Breeders from the universities of Buenos Aires, Rosario, La Plata, Cuyo and the INTA units of La Consulta (Mendoza) and Río Negro talked with producers from the Unión de Trabajadores de la Tierra (UTT), the Movimiento de Trabajadores Excluidos (MTE), and the social economy and fair trade network Caracoles y Hormigas (Snails and Ants). A representative of the Agricultural Development area of the Municipality of Almirante Brown also participated. The Bioleft team presented its proposal to promote open seed exchange, participatory breeding and biodiversity.
Challenges for agro-ecology
It was a very rich exchange. It began with a trigger question: What are the challenges of tomato production in agroecology? Horticulturists Juan Martín Richter, Maritsa Puma from UTT, Wildo Elizaguirre from MTE, Lucas Chapanagua Campos from Caracoles y Hormigas, and Alex Edleson, from Constelación seed company -which provides organic, agroecological and biodynamic seeds- shared their main concerns: post-harvest duration, health, resistance to salinity and different types of stress, among others. There was consensus that these characteristics, together with higher yields, could be traits to be pursued. They were enthusiastic about integrating participatory breeding projects to help them obtain better results in these areas.
For their part, breeders from the universities of Buenos Aires, Rosario, La Plata and Cuyo shared their progress in projects for the recovery of old varieties, as well as other breeding projects associated with fruit size, resistance and post-harvest life, and made their seeds available for participatory evaluation.

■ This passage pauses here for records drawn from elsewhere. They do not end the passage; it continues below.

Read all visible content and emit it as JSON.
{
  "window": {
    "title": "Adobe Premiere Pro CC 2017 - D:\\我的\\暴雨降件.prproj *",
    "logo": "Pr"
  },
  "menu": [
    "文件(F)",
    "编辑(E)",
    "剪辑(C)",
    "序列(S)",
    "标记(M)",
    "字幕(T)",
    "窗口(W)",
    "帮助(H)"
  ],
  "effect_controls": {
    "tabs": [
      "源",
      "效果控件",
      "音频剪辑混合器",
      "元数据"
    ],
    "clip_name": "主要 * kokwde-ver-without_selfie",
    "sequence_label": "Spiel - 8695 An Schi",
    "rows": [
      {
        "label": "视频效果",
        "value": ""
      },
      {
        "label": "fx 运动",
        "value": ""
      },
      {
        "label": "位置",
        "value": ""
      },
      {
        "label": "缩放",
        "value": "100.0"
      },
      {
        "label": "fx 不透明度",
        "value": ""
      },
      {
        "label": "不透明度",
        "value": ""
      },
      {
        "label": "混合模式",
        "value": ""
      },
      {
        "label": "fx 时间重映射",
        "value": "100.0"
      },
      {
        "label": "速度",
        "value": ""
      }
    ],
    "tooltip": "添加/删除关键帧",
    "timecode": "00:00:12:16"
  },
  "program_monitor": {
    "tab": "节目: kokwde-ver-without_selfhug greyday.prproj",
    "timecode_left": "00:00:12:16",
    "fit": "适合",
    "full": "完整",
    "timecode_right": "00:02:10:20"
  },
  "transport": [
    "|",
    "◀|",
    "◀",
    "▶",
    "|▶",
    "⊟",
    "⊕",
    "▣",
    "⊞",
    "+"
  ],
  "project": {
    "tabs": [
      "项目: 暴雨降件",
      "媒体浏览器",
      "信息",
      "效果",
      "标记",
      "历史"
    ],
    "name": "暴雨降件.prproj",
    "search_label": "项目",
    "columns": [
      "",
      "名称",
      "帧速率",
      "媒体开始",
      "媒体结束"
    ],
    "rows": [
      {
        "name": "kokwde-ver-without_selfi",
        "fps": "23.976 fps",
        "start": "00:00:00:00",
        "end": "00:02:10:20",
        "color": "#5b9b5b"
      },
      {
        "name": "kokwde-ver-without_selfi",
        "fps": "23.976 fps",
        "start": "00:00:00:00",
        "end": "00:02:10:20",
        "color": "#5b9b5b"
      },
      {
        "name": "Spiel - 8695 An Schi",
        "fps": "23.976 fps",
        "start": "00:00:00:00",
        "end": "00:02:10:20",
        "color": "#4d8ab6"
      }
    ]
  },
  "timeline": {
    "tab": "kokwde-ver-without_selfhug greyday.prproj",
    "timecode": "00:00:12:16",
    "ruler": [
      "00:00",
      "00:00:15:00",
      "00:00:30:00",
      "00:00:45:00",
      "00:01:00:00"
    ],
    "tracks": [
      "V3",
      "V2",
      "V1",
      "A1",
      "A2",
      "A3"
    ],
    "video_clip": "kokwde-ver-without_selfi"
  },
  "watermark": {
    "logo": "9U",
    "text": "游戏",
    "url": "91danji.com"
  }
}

An upcoming meeting was agreed upon to establish an evaluation network, determine the variables to be observed and the working methodology for these trials. The aim is to achieve a virtuous circle: that public breeding institutions and producers can collaboratively produce seeds suited to the needs of agroecological production needs, to create a robust and diverse circuit of open seeds: knowledge that germinates and bears fruit.